En revanche, Bonduelle a abandonné 4,56% à 22 euros, les investisseurs ne goûtent guère les résultats annuels et les perspectives dévoilés ce matin par le champion français des légumes en conserve. Bonduelle a évoqué un contexte toujours très chaotique marqué par l'absence de reprise marquée de la consommation; la guerre des prix en Europe, des crises économiques en Russie et au Brésil et une forte fluctuation des devises. Au titre de son exercice 2015/2016 clos fin juin, il a réalisé un résultat net de 53,7 millions d'euros, en baisse de 22,5%.

Les chiffres macroéconomiques du jour

Les prix à la production industrielle ont diminué de 0,2% tant dans la zone euro que dans l'Union européenne en août par rapport à juillet, selon les estimations d’Eurostat, l’office statistique de l'Union européenne.

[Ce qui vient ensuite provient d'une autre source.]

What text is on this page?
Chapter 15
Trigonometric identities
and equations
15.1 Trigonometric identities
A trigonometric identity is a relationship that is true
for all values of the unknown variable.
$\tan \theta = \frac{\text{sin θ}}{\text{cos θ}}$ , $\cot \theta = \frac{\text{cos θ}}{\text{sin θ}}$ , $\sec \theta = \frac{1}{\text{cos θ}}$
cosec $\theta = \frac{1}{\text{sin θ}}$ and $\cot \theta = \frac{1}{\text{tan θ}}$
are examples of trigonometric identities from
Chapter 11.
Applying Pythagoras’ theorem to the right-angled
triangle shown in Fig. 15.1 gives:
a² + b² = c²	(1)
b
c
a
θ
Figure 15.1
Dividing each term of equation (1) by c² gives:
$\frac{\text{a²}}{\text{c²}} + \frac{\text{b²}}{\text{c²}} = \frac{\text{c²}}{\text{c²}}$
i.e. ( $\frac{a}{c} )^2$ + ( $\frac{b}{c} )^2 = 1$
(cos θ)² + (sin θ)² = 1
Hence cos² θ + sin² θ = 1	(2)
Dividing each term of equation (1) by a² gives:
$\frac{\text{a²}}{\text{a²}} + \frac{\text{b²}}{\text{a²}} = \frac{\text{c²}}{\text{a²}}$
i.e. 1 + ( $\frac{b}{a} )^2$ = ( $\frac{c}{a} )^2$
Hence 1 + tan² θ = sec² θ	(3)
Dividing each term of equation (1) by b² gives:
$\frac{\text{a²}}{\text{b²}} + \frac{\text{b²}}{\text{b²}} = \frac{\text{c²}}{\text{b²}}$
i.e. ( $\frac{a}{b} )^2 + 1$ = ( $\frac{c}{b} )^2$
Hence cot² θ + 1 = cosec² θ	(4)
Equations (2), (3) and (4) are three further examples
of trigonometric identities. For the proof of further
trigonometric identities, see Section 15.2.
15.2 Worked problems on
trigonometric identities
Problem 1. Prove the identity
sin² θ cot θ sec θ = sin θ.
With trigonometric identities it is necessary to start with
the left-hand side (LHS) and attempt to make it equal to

Le repli est supérieur au consensus Reuters de -0,1%. En juillet 2016, les prix avaient progressé de 0,3% dans les deux zones.

Le Fonds monétaire international prévoit une croissance de l'économie mondiale de 3,1% cette année, une estimation identique à celle formulée en juillet. Dans le détail, le ralentissement attendu dans les pays développés - le FMI anticipe désormais une croissance de 1,6% contre 1,8% en juillet - sera compensé par l'accélération des économies émergentes. La croissance y est attendue à 4,2% alors que l'estimation de juillet la donnait à 4,1%. La reprise dans ces régions, notamment en Russie et au Brésil, devrait s'amplifier en 2017, précise le FMI, et à nouveau tirer la croissance mondiale.

Vers 17h35, l'euro cote 1,1156 dollar, en repli de 0,49%.